Para los interesados en el tema, Cornwell ofrece, además, algunas novedades sobre la
relación entre Bohr y Heisenberg, que parecen apuntar que este último, uno de los
grandes de la mecánica cuántica, no fue sólo un científico alemán con fuerte señal
identitaria y con muy escasa pulsión política.
El último capítulo del libro de Cornwell lleva por título “La ciencia vuelve a la guerra”.

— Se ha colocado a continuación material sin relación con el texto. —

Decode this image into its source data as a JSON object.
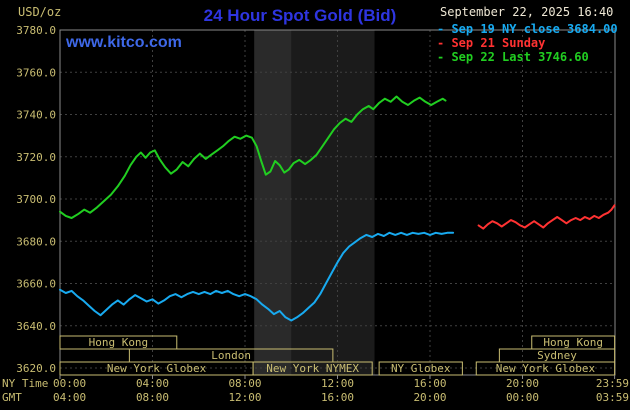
{
  "header": {
    "unit_label": "USD/oz",
    "title": "24 Hour Spot Gold (Bid)",
    "datetime": "September 22, 2025 16:40",
    "watermark": "www.kitco.com",
    "legend": [
      {
        "label": "- Sep 19 NY close 3684.00",
        "color": "#18AAF0"
      },
      {
        "label": "- Sep 21 Sunday",
        "color": "#FF3232"
      },
      {
        "label": "- Sep 22 Last 3746.60",
        "color": "#21CE21"
      }
    ]
  },
  "axes": {
    "ny_label": "NY Time",
    "gmt_label": "GMT"
  },
  "colors": {
    "background": "#000000",
    "axis_text": "#C9BD72",
    "grid": "#404040",
    "frame": "#8A8A8A",
    "title": "#2E35E0",
    "watermark": "#3E68E8",
    "datetime": "#EFE8D5"
  },
  "chart_data": {
    "type": "line",
    "title": "24 Hour Spot Gold (Bid)",
    "ylabel": "USD/oz",
    "ylim": [
      3620,
      3780
    ],
    "y_tick_step": 20,
    "x_tick_hours": [
      0,
      4,
      8,
      12,
      16,
      20,
      23.983
    ],
    "x_ticks_ny": [
      "00:00",
      "04:00",
      "08:00",
      "12:00",
      "16:00",
      "20:00",
      "23:59"
    ],
    "x_ticks_gmt": [
      "04:00",
      "08:00",
      "12:00",
      "16:00",
      "20:00",
      "00:00",
      "03:59"
    ],
    "grid": true,
    "legend_position": "top-right",
    "bands": [
      {
        "start": 8.4,
        "end": 13.6,
        "color": "#1B1B1B"
      },
      {
        "start": 8.4,
        "end": 10.0,
        "color": "#2A2A2A"
      }
    ],
    "sessions": [
      {
        "row": 1,
        "start": 0,
        "end": 5.05,
        "label": "Hong Kong"
      },
      {
        "row": 1,
        "start": 20.4,
        "end": 23.983,
        "label": "Hong Kong"
      },
      {
        "row": 2,
        "start": 3.0,
        "end": 11.8,
        "label": "London"
      },
      {
        "row": 2,
        "start": 19.0,
        "end": 23.983,
        "label": "Sydney"
      },
      {
        "row": 3,
        "start": 0,
        "end": 8.35,
        "label": "New York Globex"
      },
      {
        "row": 3,
        "start": 8.35,
        "end": 13.5,
        "label": "New York NYMEX"
      },
      {
        "row": 3,
        "start": 13.8,
        "end": 17.4,
        "label": "NY Globex"
      },
      {
        "row": 3,
        "start": 18.0,
        "end": 23.983,
        "label": "New York Globex"
      }
    ],
    "series": [
      {
        "name": "Sep 19 NY close",
        "color": "#18AAF0",
        "close": 3684.0,
        "points": [
          [
            0,
            3657
          ],
          [
            0.25,
            3655.5
          ],
          [
            0.5,
            3656.5
          ],
          [
            0.75,
            3654
          ],
          [
            1.0,
            3652
          ],
          [
            1.25,
            3649.5
          ],
          [
            1.5,
            3647
          ],
          [
            1.75,
            3645
          ],
          [
            2.0,
            3647.5
          ],
          [
            2.25,
            3650
          ],
          [
            2.5,
            3652
          ],
          [
            2.75,
            3650
          ],
          [
            3.0,
            3652.5
          ],
          [
            3.25,
            3654.5
          ],
          [
            3.5,
            3653
          ],
          [
            3.75,
            3651.5
          ],
          [
            4.0,
            3652.5
          ],
          [
            4.25,
            3650.5
          ],
          [
            4.5,
            3652
          ],
          [
            4.75,
            3654
          ],
          [
            5.0,
            3655
          ],
          [
            5.25,
            3653.5
          ],
          [
            5.5,
            3655
          ],
          [
            5.75,
            3656
          ],
          [
            6.0,
            3655
          ],
          [
            6.25,
            3656
          ],
          [
            6.5,
            3655
          ],
          [
            6.75,
            3656.5
          ],
          [
            7.0,
            3655.5
          ],
          [
            7.25,
            3656.5
          ],
          [
            7.5,
            3655
          ],
          [
            7.75,
            3654
          ],
          [
            8.0,
            3655
          ],
          [
            8.25,
            3654
          ],
          [
            8.5,
            3652.5
          ],
          [
            8.75,
            3650
          ],
          [
            9.0,
            3648
          ],
          [
            9.25,
            3645.5
          ],
          [
            9.5,
            3647
          ],
          [
            9.75,
            3644
          ],
          [
            10.0,
            3642.5
          ],
          [
            10.25,
            3644
          ],
          [
            10.5,
            3646
          ],
          [
            10.75,
            3648.5
          ],
          [
            11.0,
            3651
          ],
          [
            11.25,
            3655
          ],
          [
            11.5,
            3660
          ],
          [
            11.75,
            3665
          ],
          [
            12.0,
            3670
          ],
          [
            12.25,
            3674.5
          ],
          [
            12.5,
            3677.5
          ],
          [
            12.75,
            3679.5
          ],
          [
            13.0,
            3681.5
          ],
          [
            13.25,
            3683
          ],
          [
            13.5,
            3682
          ],
          [
            13.75,
            3683.5
          ],
          [
            14.0,
            3682.5
          ],
          [
            14.25,
            3684
          ],
          [
            14.5,
            3683
          ],
          [
            14.75,
            3684
          ],
          [
            15.0,
            3683
          ],
          [
            15.25,
            3684
          ],
          [
            15.5,
            3683.5
          ],
          [
            15.75,
            3684
          ],
          [
            16.0,
            3683
          ],
          [
            16.25,
            3684
          ],
          [
            16.5,
            3683.5
          ],
          [
            16.75,
            3684
          ],
          [
            17.0,
            3684
          ]
        ]
      },
      {
        "name": "Sep 21 Sunday",
        "color": "#FF3232",
        "points": [
          [
            18.1,
            3687.5
          ],
          [
            18.3,
            3686
          ],
          [
            18.5,
            3688
          ],
          [
            18.7,
            3689.5
          ],
          [
            18.9,
            3688.5
          ],
          [
            19.1,
            3687
          ],
          [
            19.3,
            3688.5
          ],
          [
            19.5,
            3690
          ],
          [
            19.7,
            3689
          ],
          [
            19.9,
            3687.5
          ],
          [
            20.1,
            3686.5
          ],
          [
            20.3,
            3688
          ],
          [
            20.5,
            3689.5
          ],
          [
            20.7,
            3688
          ],
          [
            20.9,
            3686.5
          ],
          [
            21.1,
            3688.5
          ],
          [
            21.3,
            3690
          ],
          [
            21.5,
            3691.5
          ],
          [
            21.7,
            3690
          ],
          [
            21.9,
            3688.5
          ],
          [
            22.1,
            3690
          ],
          [
            22.3,
            3691
          ],
          [
            22.5,
            3690
          ],
          [
            22.7,
            3691.5
          ],
          [
            22.9,
            3690.5
          ],
          [
            23.1,
            3692
          ],
          [
            23.3,
            3691
          ],
          [
            23.5,
            3692.5
          ],
          [
            23.7,
            3693.5
          ],
          [
            23.85,
            3695
          ],
          [
            23.98,
            3697
          ]
        ]
      },
      {
        "name": "Sep 22 Last",
        "color": "#21CE21",
        "last": 3746.6,
        "points": [
          [
            0,
            3694
          ],
          [
            0.25,
            3692
          ],
          [
            0.5,
            3691
          ],
          [
            0.8,
            3693
          ],
          [
            1.05,
            3695
          ],
          [
            1.3,
            3693.5
          ],
          [
            1.6,
            3696
          ],
          [
            1.9,
            3699
          ],
          [
            2.2,
            3702
          ],
          [
            2.5,
            3706
          ],
          [
            2.8,
            3711
          ],
          [
            3.05,
            3716
          ],
          [
            3.3,
            3720
          ],
          [
            3.5,
            3722
          ],
          [
            3.7,
            3719.5
          ],
          [
            3.9,
            3722
          ],
          [
            4.1,
            3723
          ],
          [
            4.3,
            3719
          ],
          [
            4.55,
            3715
          ],
          [
            4.8,
            3712
          ],
          [
            5.05,
            3714
          ],
          [
            5.3,
            3717.5
          ],
          [
            5.55,
            3715.5
          ],
          [
            5.8,
            3719
          ],
          [
            6.05,
            3721.5
          ],
          [
            6.3,
            3719
          ],
          [
            6.55,
            3721
          ],
          [
            6.8,
            3723
          ],
          [
            7.05,
            3725
          ],
          [
            7.3,
            3727.5
          ],
          [
            7.55,
            3729.5
          ],
          [
            7.8,
            3728.5
          ],
          [
            8.05,
            3730
          ],
          [
            8.3,
            3729
          ],
          [
            8.5,
            3725
          ],
          [
            8.7,
            3718
          ],
          [
            8.9,
            3711.5
          ],
          [
            9.1,
            3713
          ],
          [
            9.3,
            3718
          ],
          [
            9.5,
            3716
          ],
          [
            9.7,
            3712.5
          ],
          [
            9.9,
            3714
          ],
          [
            10.1,
            3717
          ],
          [
            10.35,
            3718.5
          ],
          [
            10.6,
            3716.5
          ],
          [
            10.85,
            3718.5
          ],
          [
            11.1,
            3721
          ],
          [
            11.35,
            3725
          ],
          [
            11.6,
            3729
          ],
          [
            11.85,
            3733
          ],
          [
            12.1,
            3736
          ],
          [
            12.35,
            3738
          ],
          [
            12.6,
            3736.5
          ],
          [
            12.85,
            3740
          ],
          [
            13.1,
            3742.5
          ],
          [
            13.35,
            3744
          ],
          [
            13.55,
            3742.5
          ],
          [
            13.8,
            3745.5
          ],
          [
            14.05,
            3747.5
          ],
          [
            14.3,
            3746
          ],
          [
            14.55,
            3748.5
          ],
          [
            14.8,
            3746
          ],
          [
            15.05,
            3744.5
          ],
          [
            15.3,
            3746.5
          ],
          [
            15.55,
            3748
          ],
          [
            15.8,
            3746
          ],
          [
            16.05,
            3744.5
          ],
          [
            16.3,
            3746
          ],
          [
            16.55,
            3747.5
          ],
          [
            16.67,
            3746.6
          ]
        ]
      }
    ]
  }
}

Comenta el autor que ya se conoce el compromiso de la Administración Bush en favor
de una nueva generación de armas nucleares, “con claras indicaciones de que tales
armas a no serán contempladas como disuasorias sino como medios de uso preventivo
frente a potencias nucleares y no nucleares” (p. 446); recuerda el caso de Norbert
Wiener quien se negó en 1947 a proporcionar información sobre control remoto a una
empresa aeronáutica estadounidense invocando la responsabilidad de los científicos en
la fabricación de armas y señalando que proporcionar información no es un acto
necesariamente inocente, y concluye Cornwell que en “la actualidad se necesitan
urgentemente científicos que no sean sólo diestros practicantes de sus especialidades
sino que además posean una elevada visión de la política y la ética, que estén
preparados para cuestionar, demostrar, exponer y criticar las tendencias de la ciencia
dominada por el Ejército” (p. 452). Para ello, y en la estela del inolvidable ejemplo de
Joseph Rotblat, sugiere que para evitar la prostitución del saber científico y su mal uso,
los científicos deben organizarse en agrupaciones en las que sean primero seres
humanos y sólo después científicos. La sugerencia no permite réplica.